Page:Sand - Contes d une grand mere 1.djvu/218

Le texte de cette page a été corrigé et est conforme au fac-similé.

— Combien donc est-ce que vous donneriez ? dit le tailleur en regardant Clopinet du coin de l’œil, d’un air un peu dédaigneux, comme pour déprécier d’avance la marchandise.

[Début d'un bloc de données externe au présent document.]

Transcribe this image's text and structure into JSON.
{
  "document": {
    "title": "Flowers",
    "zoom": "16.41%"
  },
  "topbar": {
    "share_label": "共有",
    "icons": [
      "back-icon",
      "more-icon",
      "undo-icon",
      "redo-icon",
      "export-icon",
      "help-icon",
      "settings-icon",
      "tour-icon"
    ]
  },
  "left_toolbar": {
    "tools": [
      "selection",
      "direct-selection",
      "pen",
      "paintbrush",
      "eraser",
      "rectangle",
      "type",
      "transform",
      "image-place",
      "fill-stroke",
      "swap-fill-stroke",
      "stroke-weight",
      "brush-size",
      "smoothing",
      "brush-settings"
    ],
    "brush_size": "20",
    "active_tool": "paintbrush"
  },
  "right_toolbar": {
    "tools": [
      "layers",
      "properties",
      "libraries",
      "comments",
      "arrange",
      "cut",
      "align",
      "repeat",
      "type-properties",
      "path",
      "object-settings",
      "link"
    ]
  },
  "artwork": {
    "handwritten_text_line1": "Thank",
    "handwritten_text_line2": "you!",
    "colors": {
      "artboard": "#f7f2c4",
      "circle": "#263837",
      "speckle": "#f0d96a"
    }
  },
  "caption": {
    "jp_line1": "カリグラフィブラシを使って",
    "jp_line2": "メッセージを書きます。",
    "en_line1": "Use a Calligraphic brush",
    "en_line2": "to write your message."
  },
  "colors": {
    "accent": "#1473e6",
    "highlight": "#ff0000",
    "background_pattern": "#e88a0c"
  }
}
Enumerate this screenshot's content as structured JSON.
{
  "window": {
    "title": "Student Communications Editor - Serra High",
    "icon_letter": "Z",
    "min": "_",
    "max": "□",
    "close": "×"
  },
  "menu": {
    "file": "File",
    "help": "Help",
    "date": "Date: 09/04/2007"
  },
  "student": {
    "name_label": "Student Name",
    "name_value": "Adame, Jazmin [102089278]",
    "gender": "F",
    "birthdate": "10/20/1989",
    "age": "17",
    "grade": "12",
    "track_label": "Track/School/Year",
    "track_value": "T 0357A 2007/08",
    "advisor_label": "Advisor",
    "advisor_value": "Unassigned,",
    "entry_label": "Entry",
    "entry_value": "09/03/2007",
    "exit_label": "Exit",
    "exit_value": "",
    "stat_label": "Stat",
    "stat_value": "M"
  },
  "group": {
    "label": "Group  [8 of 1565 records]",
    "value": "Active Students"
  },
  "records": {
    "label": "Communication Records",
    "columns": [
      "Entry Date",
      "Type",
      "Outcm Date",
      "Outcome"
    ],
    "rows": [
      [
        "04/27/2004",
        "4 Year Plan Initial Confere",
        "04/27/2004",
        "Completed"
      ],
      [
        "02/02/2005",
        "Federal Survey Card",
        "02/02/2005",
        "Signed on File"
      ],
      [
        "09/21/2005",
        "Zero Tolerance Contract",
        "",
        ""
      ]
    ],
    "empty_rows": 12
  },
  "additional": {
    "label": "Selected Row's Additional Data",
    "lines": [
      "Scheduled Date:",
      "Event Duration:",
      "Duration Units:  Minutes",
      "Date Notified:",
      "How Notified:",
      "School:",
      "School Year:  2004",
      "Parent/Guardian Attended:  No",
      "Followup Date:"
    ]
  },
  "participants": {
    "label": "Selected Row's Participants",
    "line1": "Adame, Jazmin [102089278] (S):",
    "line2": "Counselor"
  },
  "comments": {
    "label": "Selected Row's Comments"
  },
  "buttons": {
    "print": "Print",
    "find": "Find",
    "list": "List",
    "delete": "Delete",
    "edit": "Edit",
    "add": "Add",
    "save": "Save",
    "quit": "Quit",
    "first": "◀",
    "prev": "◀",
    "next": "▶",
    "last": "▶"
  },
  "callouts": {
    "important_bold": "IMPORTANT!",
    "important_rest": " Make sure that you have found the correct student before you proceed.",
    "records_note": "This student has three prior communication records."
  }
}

Pendant que le paysan et le tailleur discutaient à voix basse les conditions du marché, et se tenaient à deux livres tournois de différence, Clopinet, tout interdit, car jamais il n’avait eu la moindre envie de coudre et de tailler, essayait de regarder tranquillement le patron auquel on était en train de le vendre. C’était un petit homme bossu des deux épaules, louche des deux yeux, boiteux des deux jambes. Si on eût pu le détortiller et l’étendre sur une table, il eût été grand ; mais il était si cassé et si soudé aux angles que, quand il marchait, il n’était pas plus haut que Clopinet lui-même, qui avait alors douze ans et n’était pas très-grand pour son âge. Tire-à-gauche, lui, pouvait bien avoir la cinquantaine ; sa tête, énorme en longueur, jaune et chauve, ressemblait à un gros concombre. Il était sordidement vêtu des guenilles qui n’avaient pu resservir dans les vêtements de ses pratiques et que l’on eût jetées aux fumiers, s’il ne les eût réclamées ; mais ce qu’il y avait en lui de plus horrible, c’était ses pieds et ses mains, d’une longueur démesurée et très-agiles, car, avec ses bras en fuseau et ses jambes en équerre, il travaillait et marchait plus vite qu’aucun autre. L’œil pouvait à peine suivre l’éclair de sa grosse aiguille quand il cousait et le tourbillon de poussière qu’il soulevait en rasant la terre pour courir.